Ahora recuerdan las palabras de Pedro y glorifican a Dios.
Dando gracias a Dios para que sean bendecidos al ser contados entre los que conocen al Señor.
El versículo 17 introduce el siguiente principio de sufrimiento de Pedro.
La palabra “para” al comienzo de esta sección nos alerta de que hay una conclusión o aplicación que debe hacerse.
Porque el juicio comienza por la casa de Dios.
¿Quiénes son los habitantes de esta familia?
Peter dice que somos nosotros
Todo comienza con nosotros.
¿Qué significa eso?
¿Acaso los creyentes no escapan al juicio?
Pedro ya ha dicho que debemos identificarnos con Cristo en nuestro sufrimiento por amor de su nombre.
Pero nuestro sufrimiento está destinado a nuestro beneficio, a refinarnos.
Y para apreciar lo que Cristo sufrió por nosotros, para que podamos identificarnos con Él.
Pero para el incrédulo, que puede escapar del sufrimiento, hay un tiempo señalado para su juicio que no puede escapar.
Al mismo tiempo que nuestro sufrimiento terminará para siempre
Peter está poniendo a estos dos en contexto.
Nuestro sufrimiento puede ser breve, por un tiempo y con un buen propósito.
Y no se compara con el sufrimiento eterno del incrédulo.
Pablo describe este mismo principio en su carta a la iglesia de Tesalónica.
Su fe se fortaleció enormemente y su amor mutuo creció.
¿Por qué? Por su perseverancia y fe en medio de las persecuciones.
Y luego Pablo dice que es justo que Dios retribuya con aflicciones a quienes persiguen a la iglesia.
Por eso, en el versículo 19, Pedro puede llegar a su profunda conclusión.
Aquellos de nosotros que hemos sido ordenados a sufrir por hacer lo correcto
Por creer en Cristo
Por ser hijo de Dios
Por mostrar Su luz en este mundo oscuro
Si estamos destinados a sufrir por esas buenas razones, entonces también debemos estar preparados para confiar en que Dios sabe lo que está haciendo en el proceso.

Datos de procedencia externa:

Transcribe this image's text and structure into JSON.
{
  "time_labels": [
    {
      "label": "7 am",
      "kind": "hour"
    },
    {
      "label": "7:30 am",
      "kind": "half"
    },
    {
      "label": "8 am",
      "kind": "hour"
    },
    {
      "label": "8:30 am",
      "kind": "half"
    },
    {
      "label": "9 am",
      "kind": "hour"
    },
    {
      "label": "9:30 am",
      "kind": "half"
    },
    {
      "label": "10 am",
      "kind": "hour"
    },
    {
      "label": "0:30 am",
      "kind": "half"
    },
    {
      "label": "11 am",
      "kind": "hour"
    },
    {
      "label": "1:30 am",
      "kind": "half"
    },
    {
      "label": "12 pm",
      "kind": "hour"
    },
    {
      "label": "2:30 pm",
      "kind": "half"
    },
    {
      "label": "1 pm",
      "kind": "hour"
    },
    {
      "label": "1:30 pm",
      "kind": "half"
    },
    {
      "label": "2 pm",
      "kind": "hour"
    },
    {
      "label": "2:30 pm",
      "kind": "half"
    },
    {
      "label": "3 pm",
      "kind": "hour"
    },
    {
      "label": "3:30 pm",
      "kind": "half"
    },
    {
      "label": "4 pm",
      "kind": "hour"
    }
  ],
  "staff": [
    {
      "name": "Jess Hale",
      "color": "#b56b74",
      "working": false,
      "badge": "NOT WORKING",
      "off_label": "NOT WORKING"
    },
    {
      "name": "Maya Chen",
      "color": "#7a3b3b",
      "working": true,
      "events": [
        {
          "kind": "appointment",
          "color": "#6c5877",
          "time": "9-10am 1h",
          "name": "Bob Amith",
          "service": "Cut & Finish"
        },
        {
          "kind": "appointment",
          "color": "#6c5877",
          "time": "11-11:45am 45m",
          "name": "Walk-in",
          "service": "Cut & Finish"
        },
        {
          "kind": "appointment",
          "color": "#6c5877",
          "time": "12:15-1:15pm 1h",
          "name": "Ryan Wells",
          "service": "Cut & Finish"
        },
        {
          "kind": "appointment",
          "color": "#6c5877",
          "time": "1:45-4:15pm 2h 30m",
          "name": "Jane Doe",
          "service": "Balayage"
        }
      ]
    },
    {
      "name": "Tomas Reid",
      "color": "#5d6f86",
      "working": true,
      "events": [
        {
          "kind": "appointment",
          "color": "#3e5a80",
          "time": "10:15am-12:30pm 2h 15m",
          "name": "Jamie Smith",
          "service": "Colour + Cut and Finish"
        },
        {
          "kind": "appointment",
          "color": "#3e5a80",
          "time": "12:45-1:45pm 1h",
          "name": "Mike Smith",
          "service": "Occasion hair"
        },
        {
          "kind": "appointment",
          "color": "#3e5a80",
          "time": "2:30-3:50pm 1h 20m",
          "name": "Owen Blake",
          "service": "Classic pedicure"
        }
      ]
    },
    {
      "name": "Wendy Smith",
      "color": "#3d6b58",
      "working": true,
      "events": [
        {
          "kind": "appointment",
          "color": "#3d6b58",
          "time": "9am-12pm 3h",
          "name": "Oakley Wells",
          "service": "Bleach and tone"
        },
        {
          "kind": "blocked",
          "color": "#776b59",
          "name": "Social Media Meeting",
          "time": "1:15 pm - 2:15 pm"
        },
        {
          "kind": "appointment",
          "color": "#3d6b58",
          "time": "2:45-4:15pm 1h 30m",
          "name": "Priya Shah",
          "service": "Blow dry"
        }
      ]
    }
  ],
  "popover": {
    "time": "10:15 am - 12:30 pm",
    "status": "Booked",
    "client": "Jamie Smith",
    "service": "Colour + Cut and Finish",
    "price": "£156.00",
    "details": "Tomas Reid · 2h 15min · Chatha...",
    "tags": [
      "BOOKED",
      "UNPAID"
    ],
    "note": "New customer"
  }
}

Encomendamos nuestras almas a este Dios y no cuestionamos su juicio.
No exigimos respuestas a las preguntas difíciles de la vida antes de obedecer.
No cuestionamos los motivos de Dios cuando presenciamos el sufrimiento, ni vacilamos en nuestra confianza en que Él está obrando desde su trono para que todas las cosas sean para bien de aquellos que lo aman y son llamados conforme a su propósito.
Más bien, confiamos, obedecemos y nos regocijamos.
¿Estás preparado para hacerlo? Puede que te pidan que lo hagas antes de lo que jamás imaginaste.